L'individu broyé
L'actualité nous jette à la figure
les figures de gens comme vous et moi désespérés par le sort qui leur est fait,
et qui retournent leur agressivité contre eux-mêmes, qui en se suicidant, qui
en détruisant le produit ou l'outil de son travail, qui en se laissant
lentement dépérir dans les réserves à misère des banlieues. Salariés de France
Télécom ou d'autres grandes entreprises confrontés au mépris de leur
management, paysans sans débouchés, enseignants mal considérés et abandonnés
aux "sauvageons", policiers et prisonniers pris dans les spirales de
la violence physique, salariés licenciés avec des parachutes non pas dorés,
mais percés, etc.
Lorsque j'étais moi-même (encore)
salarié de France Télécom, j'étais, en tant que cadre, chargé de conduire
"le changement". De nombreux cabinets de consultants, plus ou moins
sociologues et, parfois, psychologues, tenaient la "résistance au
changement" pour une donnée de la nature humaine, contre laquelle il
fallait lutter ou ruser pour amener les gens, par une pédagogie adaptée, à
l'accepter, ce changement. Cette théorie est évidemment contraire à
l'expérience : la vie est au contraire une adaptation permanente au changement
et la tendance "naturelle" des êtres vivants comporte aussi bien la
poussée thanatique vers la répétition du passé que la poussée érotique à
l'innovation et à l'adaptation. En fait, en faisant d'une prétendue résistance
au changement une constante naturelle, la théorie officielle supprime la
question de savoir de quel changement on parle. Elle fait comme si un seul
changement était possible, celui décrété par les dirigeants.

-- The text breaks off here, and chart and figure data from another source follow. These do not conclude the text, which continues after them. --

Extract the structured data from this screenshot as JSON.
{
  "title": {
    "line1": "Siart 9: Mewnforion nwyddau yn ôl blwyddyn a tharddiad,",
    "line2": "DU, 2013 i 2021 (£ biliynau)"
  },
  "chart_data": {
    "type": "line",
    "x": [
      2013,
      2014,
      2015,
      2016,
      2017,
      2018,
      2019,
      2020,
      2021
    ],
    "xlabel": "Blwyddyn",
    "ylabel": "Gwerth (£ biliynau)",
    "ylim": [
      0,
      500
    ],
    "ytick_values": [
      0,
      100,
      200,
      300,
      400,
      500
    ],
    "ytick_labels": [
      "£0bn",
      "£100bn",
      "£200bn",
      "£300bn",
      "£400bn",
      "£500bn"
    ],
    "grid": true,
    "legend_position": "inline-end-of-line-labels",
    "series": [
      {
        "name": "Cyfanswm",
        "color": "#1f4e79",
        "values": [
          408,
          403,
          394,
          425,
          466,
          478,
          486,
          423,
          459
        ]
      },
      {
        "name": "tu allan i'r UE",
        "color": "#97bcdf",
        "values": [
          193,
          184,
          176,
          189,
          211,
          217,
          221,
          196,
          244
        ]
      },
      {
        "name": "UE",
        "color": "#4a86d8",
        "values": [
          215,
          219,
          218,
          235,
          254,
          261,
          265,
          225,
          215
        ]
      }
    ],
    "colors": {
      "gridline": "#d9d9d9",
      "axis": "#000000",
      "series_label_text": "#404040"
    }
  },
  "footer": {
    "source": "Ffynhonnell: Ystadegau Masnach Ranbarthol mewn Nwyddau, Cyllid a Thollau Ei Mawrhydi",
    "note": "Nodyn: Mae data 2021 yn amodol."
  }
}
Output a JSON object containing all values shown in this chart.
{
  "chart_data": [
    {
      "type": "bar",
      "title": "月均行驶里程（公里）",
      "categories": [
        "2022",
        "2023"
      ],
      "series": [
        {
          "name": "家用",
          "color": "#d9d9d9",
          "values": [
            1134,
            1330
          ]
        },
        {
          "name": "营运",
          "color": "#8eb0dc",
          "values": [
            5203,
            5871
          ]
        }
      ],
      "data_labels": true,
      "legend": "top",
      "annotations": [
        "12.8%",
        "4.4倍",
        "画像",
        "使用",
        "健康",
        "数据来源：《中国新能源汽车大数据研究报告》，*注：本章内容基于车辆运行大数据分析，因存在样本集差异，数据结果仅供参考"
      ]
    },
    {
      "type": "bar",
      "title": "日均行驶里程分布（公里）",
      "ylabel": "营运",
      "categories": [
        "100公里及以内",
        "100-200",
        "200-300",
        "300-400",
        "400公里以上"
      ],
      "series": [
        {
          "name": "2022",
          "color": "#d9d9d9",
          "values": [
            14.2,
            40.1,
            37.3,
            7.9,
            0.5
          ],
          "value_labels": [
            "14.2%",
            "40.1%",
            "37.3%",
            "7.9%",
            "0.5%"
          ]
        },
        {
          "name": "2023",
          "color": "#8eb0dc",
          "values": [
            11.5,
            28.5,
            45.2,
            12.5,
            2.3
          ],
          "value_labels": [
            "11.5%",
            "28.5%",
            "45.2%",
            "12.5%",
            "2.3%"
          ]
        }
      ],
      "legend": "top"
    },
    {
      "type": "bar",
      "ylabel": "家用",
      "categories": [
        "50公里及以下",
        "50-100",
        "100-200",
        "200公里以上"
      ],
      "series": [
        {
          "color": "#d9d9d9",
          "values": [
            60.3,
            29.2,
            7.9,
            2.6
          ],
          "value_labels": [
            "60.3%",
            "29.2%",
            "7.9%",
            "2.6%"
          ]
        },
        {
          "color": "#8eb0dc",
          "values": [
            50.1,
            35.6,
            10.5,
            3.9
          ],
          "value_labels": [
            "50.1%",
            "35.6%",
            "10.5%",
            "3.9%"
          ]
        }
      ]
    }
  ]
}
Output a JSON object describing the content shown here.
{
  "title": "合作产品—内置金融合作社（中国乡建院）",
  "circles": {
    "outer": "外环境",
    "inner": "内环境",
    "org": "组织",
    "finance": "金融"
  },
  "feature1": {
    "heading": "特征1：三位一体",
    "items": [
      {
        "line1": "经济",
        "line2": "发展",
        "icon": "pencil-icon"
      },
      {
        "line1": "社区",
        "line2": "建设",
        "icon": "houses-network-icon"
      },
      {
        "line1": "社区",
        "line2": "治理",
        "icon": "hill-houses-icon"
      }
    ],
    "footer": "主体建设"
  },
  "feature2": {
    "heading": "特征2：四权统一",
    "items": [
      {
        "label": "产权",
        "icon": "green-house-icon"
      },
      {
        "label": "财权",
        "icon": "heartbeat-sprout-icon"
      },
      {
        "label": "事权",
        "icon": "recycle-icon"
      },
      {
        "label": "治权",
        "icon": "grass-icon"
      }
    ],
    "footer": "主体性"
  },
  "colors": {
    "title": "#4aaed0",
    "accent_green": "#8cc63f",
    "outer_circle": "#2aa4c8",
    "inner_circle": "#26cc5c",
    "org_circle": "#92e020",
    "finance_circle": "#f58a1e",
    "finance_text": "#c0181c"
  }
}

On parle beaucoup d'une société qui
serait "individualiste", voulant dire par là "égoïste". La
société n'est pas individualiste, elle broie au contraire l'individu et lui
dénie toute voix au chapitre dans la définition des changements nécessaires.
Les gens, effectivement, ont du mal à accepter des changements qui détruisent
leur foyer, les trimballent d'une tâche à une autre, les conduisent à la
faillite morale et financière. Malheur à celui qui ne s'adapte pas à ces
changements-là. Il montre seulement qu'il n'a pas compris et qu'une dose
supplémentaire de "pédagogie" doit lui être injectée. Non, la société
n'est pas individualiste. Au contraire, tout est fait pour y broyer l'individu
sous le rouleau compresseur des super pouvoirs de l'argent et de la bureaucratie réunies.